Analyse

Gegründet auf Zusammenhalt

Nationale und religiöse Symbole sieht man heute überall in Sarajewo. Doch anstatt die kulturelle Vielfalt der Stadt abzubilden, schaffen sie neue Gräben

Sarajewo ist im Westen ein weithin anerkanntes Symbol des Multikulturalismus, was teils an den materiellen Symbolen einer multireligiösen Stadt, teils am multiethnischen Charakter seiner Gesellschaft liegt. Es gilt als Brücke zwischen Ost und West, Christentum und Islam, Alt und Modern. Dennoch ist die Stadt ein Symbol, das eine bestimmte Art von Multikulturalismus darstellt, so wie er im Westen verstanden wird – romantisiert und zutiefst missverstanden.

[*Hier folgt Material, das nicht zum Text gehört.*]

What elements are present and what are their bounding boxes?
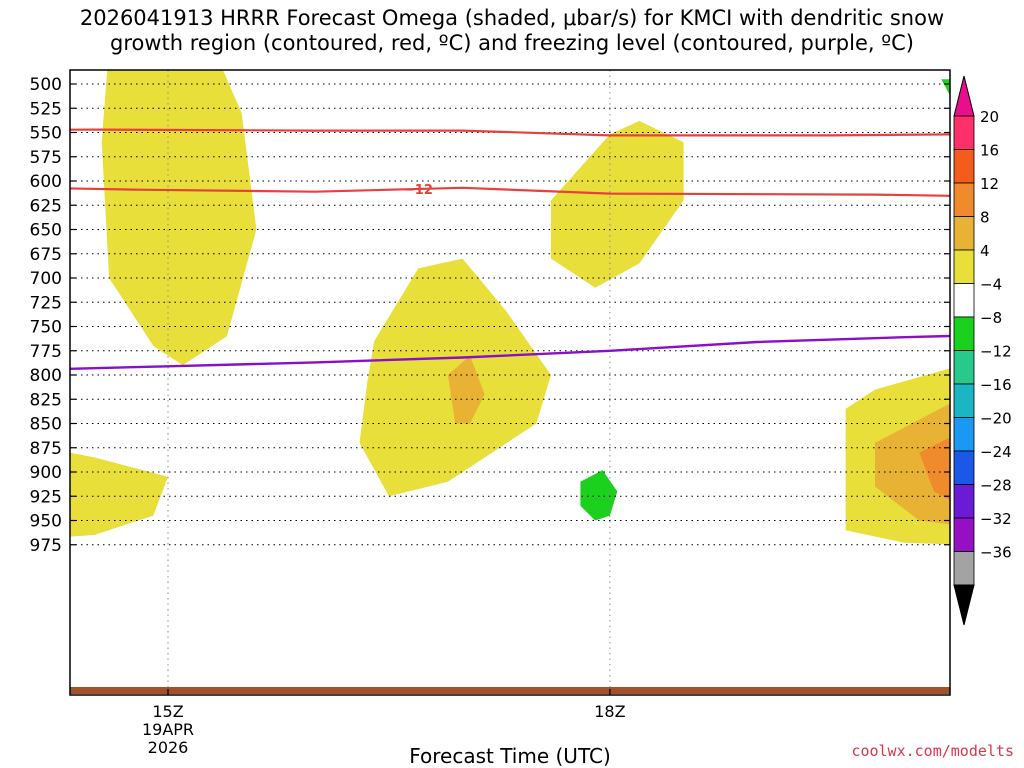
- chart-title: 2026041913 HRRR Forecast Omega (shaded, …: [0, 6, 1024, 56]
- x-axis: 15Z19APR202618Z21Z00Z20APR03Z06Z: [142, 689, 626, 757]
- x-tick-15Z-line-0: 15Z: [152, 702, 183, 721]
- colorbar-label-11: −28: [980, 476, 1012, 494]
- x-tick-18Z-line-0: 18Z: [594, 702, 625, 721]
- y-tick-875: 875: [30, 439, 62, 459]
- ground-surface: [70, 687, 950, 694]
- colorbar-swatch-8: [953, 383, 975, 418]
- omega-region-17: [978, 79, 1024, 181]
- y-tick-975: 975: [30, 536, 62, 556]
- y-tick-825: 825: [30, 390, 62, 410]
- colorbar-label-9: −20: [980, 409, 1012, 427]
- colorbar-label-4: 4: [980, 242, 990, 260]
- colorbar-swatch-13: [953, 551, 975, 586]
- omega-region-16: [941, 79, 950, 96]
- colorbar-label-13: −36: [980, 543, 1012, 561]
- y-axis: 500 525 550 575 600 625 650 675 700 725 750 775 800 8…: [30, 75, 950, 556]
- freezing-level-contour: [70, 334, 950, 371]
- colorbar-label-5: −4: [980, 275, 1002, 293]
- omega-region-0: [101, 70, 257, 366]
- y-tick-675: 675: [30, 245, 62, 265]
- y-tick-575: 575: [30, 148, 62, 168]
- colorbar-bottom-arrow: [953, 584, 975, 626]
- colorbar-label-1: 16: [980, 141, 999, 159]
- contour-label-0: −12: [404, 183, 433, 198]
- gridlines: [70, 70, 950, 695]
- colorbar-label-12: −32: [980, 510, 1012, 528]
- colorbar-label-3: 8: [980, 208, 990, 226]
- y-tick-600: 600: [30, 172, 62, 192]
- y-tick-700: 700: [30, 269, 62, 289]
- contour-labels: −12−12: [404, 183, 433, 198]
- y-tick-650: 650: [30, 221, 62, 241]
- chart-title-line-1: 2026041913 HRRR Forecast Omega (shaded, …: [79, 6, 945, 30]
- colorbar-swatch-3: [953, 216, 975, 251]
- contour-lines: [70, 128, 950, 371]
- y-tick-850: 850: [30, 415, 62, 435]
- y-tick-500: 500: [30, 75, 62, 95]
- dgz-upper-contour: [70, 128, 950, 137]
- omega-region-3: [447, 355, 485, 424]
- colorbar-swatch-12: [953, 517, 975, 552]
- y-tick-925: 925: [30, 487, 62, 507]
- omega-region-8: [919, 437, 950, 501]
- x-tick-15Z-line-1: 19APR: [142, 720, 194, 739]
- y-tick-625: 625: [30, 196, 62, 216]
- x-tick-15Z-line-2: 2026: [148, 738, 189, 757]
- colorbar-swatch-5: [953, 283, 975, 318]
- colorbar-swatch-0: [953, 115, 975, 150]
- colorbar-swatch-9: [953, 417, 975, 452]
- omega-region-7: [875, 403, 950, 525]
- y-tick-900: 900: [30, 463, 62, 483]
- y-tick-950: 950: [30, 512, 62, 532]
- omega-region-32: [580, 470, 618, 521]
- y-tick-725: 725: [30, 293, 62, 313]
- omega-region-1: [551, 120, 684, 288]
- colorbar-label-6: −8: [980, 309, 1002, 327]
- colorbar-swatch-11: [953, 484, 975, 519]
- y-tick-525: 525: [30, 99, 62, 119]
- colorbar-label-7: −12: [980, 342, 1012, 360]
- colorbar-swatch-7: [953, 350, 975, 385]
- colorbar-label-8: −16: [980, 376, 1012, 394]
- chart-title-line-2: growth region (contoured, red, ºC) and f…: [110, 31, 914, 55]
- colorbar-swatch-10: [953, 450, 975, 485]
- colorbar-swatch-6: [953, 316, 975, 351]
- y-tick-775: 775: [30, 342, 62, 362]
- colorbar-label-10: −24: [980, 443, 1012, 461]
- dgz-lower-contour: [70, 186, 950, 197]
- omega-shading: [70, 70, 1024, 545]
- y-tick-550: 550: [30, 124, 62, 144]
- colorbar-swatch-1: [953, 149, 975, 184]
- colorbar-swatch-4: [953, 249, 975, 284]
- colorbar-top-arrow: [953, 75, 975, 117]
- colorbar: 20 16 12 8 4 −4 −8 −12 −16 −20 −24 −28 −32 −36: [953, 75, 1012, 626]
- y-tick-800: 800: [30, 366, 62, 386]
- plot-frame: [69, 69, 951, 696]
- omega-region-4: [70, 452, 168, 537]
- colorbar-label-2: 12: [980, 175, 999, 193]
- colorbar-swatch-2: [953, 182, 975, 217]
- y-tick-750: 750: [30, 318, 62, 338]
- colorbar-label-0: 20: [980, 108, 999, 126]
- source-credit: coolwx.com/modelts: [851, 742, 1014, 760]
- x-axis-label: Forecast Time (UTC): [409, 744, 611, 768]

Der Multikulturalismus in Bosnien und Herzegowina ging einst weit über bloße Symbole hinaus. Er prägte das Wesen unserer Gesellschaft, er war der soziale Kitt, der sie zusammenhielt.

Nationalismus, auch wenn er irrtümlich für Patriotismus gehalten wird, ist seit Jahrzehnten die größte Herausforderung für den Multikulturalismus in Bosnien und Herzegowina und in anderen Ländern des Westbalkans. Auch in Europa nimmt er inzwischen besorgniserregende Ausmaße an und zeigt sich in Form von Populismus, einer migrations- und EU-feindlichen Stimmung, dem Brexit, dem Aufstieg und Erfolg von Rechtsextremen und anderen radikalen Strömungen. Aus den Tiefen des Balkan betrachtet, scheint die EU als multikulturelles Ideal an Legitimation zu verlieren. Die Menschen sind frustriert und irritiert über den Aufstieg des Populismus und das Infragestellen multikultureller Werte in Europa.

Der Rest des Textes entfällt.